Dan Iero met the seller in Deptford to make the transaction in cash, but a few days later the sale imploded.
PHILADELPHIA (WPVI) -- A South Philadelphia man turned to the Action News Investigative Team after he unknowingly purchased a stolen vehicle.
It turned out to be part of a sophisticated scheme called "VIN cloning," where police said thieves take a VIN from a legally owned vehicle and then transfer it to a similar stolen one.
It cost Dan Iero thousands of dollars.
Iero, who runs a peer-to-peer rental company online, said he was looking to add a larger SUV to his fleet when he came across an ad on Facebook Marketplace.
"I was able to do my homework on the VIN before I even met him. Everything lined up with no red flags. It was a clean truck," he said.
The 2021 Ford Expedition was advertised for $31,000. Iero met the seller in Deptford, Gloucester County to make the transaction in cash.
He said he double-checked the VIN on both the windshield and door jamb, which matched the seller's title. He then even registered the SUV and received his new title from PennDOT.
"Just everything lined up and that's the scary part," said Iero.
But a few days later the sale imploded.
"I get a call from an Avis rental car security," Iero said. "He is saying, 'Do not buy this vehicle, it's stolen, and it was never returned to us. It's our vehicle.'"
Iero said Avis rental car told him they tracked their stolen vehicle to his South Philadelphia home. He asked them to provide their vehicle's VIN but it didn't match.
Confused, he went to a local dealership and asked them to hook the Expedition up to a computer to read the SUV's onboard diagnostics.
"It spit it out the VIN number to what Avis told me that they were looking for," he said.
Detective Sergeant Bob Jones with Deptford police told the Investigative Team the scammers got a new title for the SUV in Wisconsin with a fraudulent VIN. They then posted the stolen vehicle online for sale in the Delaware Valley.
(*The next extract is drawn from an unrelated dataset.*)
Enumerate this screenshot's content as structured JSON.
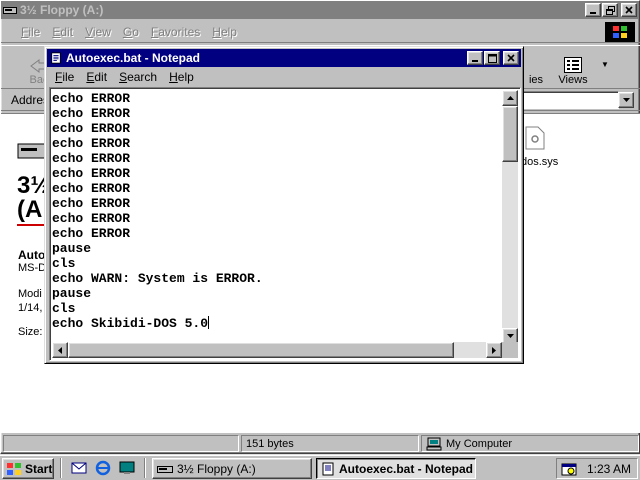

"They (Avis) had a GPS on this vehicle," said Det. Jones. "They were able to see this vehicle was rented in Alabama and it showed up in Deptford."
Jones said the scheme was multi-layered.
"Obviously, you have a vast network of individuals that were part of this," he said.
Maurice Bertrand, 36, was charged with theft and vehicle fraud in connection with Iero's case.
Pennsylvania State Police Lieutenant Adam Reed also warned that unsuspecting used car buyers in the Keystone State are getting duped even after checking the vehicle's car history report.
"It is something we are seeing a lot of unfortunately," said Lt. Reed.
Lt. Reed could not say how many cases are reported each year but warned Philadelphia is ground zero for VIN scams in the state.
He said it is often hard for a car buyer to know the transaction is fraudulent until it's too late.
As for Iero, he is still out of the cash.
"I couldn't keep the vehicle because I didn't want legal actions against me. Or even worse, a guest that I have in the vehicle. So I handed in the vehicle," said Iero.
Action News reached out to Avis rental car about Iero's case. A company spokesperson would only say that it "used an internal process to recover the vehicle when it wasn't returned."
Police also wanted to pass along one universal tip for car buyers looking to buy from a private seller: never pay for a vehicle in cash.
Another good safety measure is to purchase a diagnostic tool scanner, which costs about $25. It will read the onboard computer system and show the vehicle's true information, including the VIN, miles and other key data.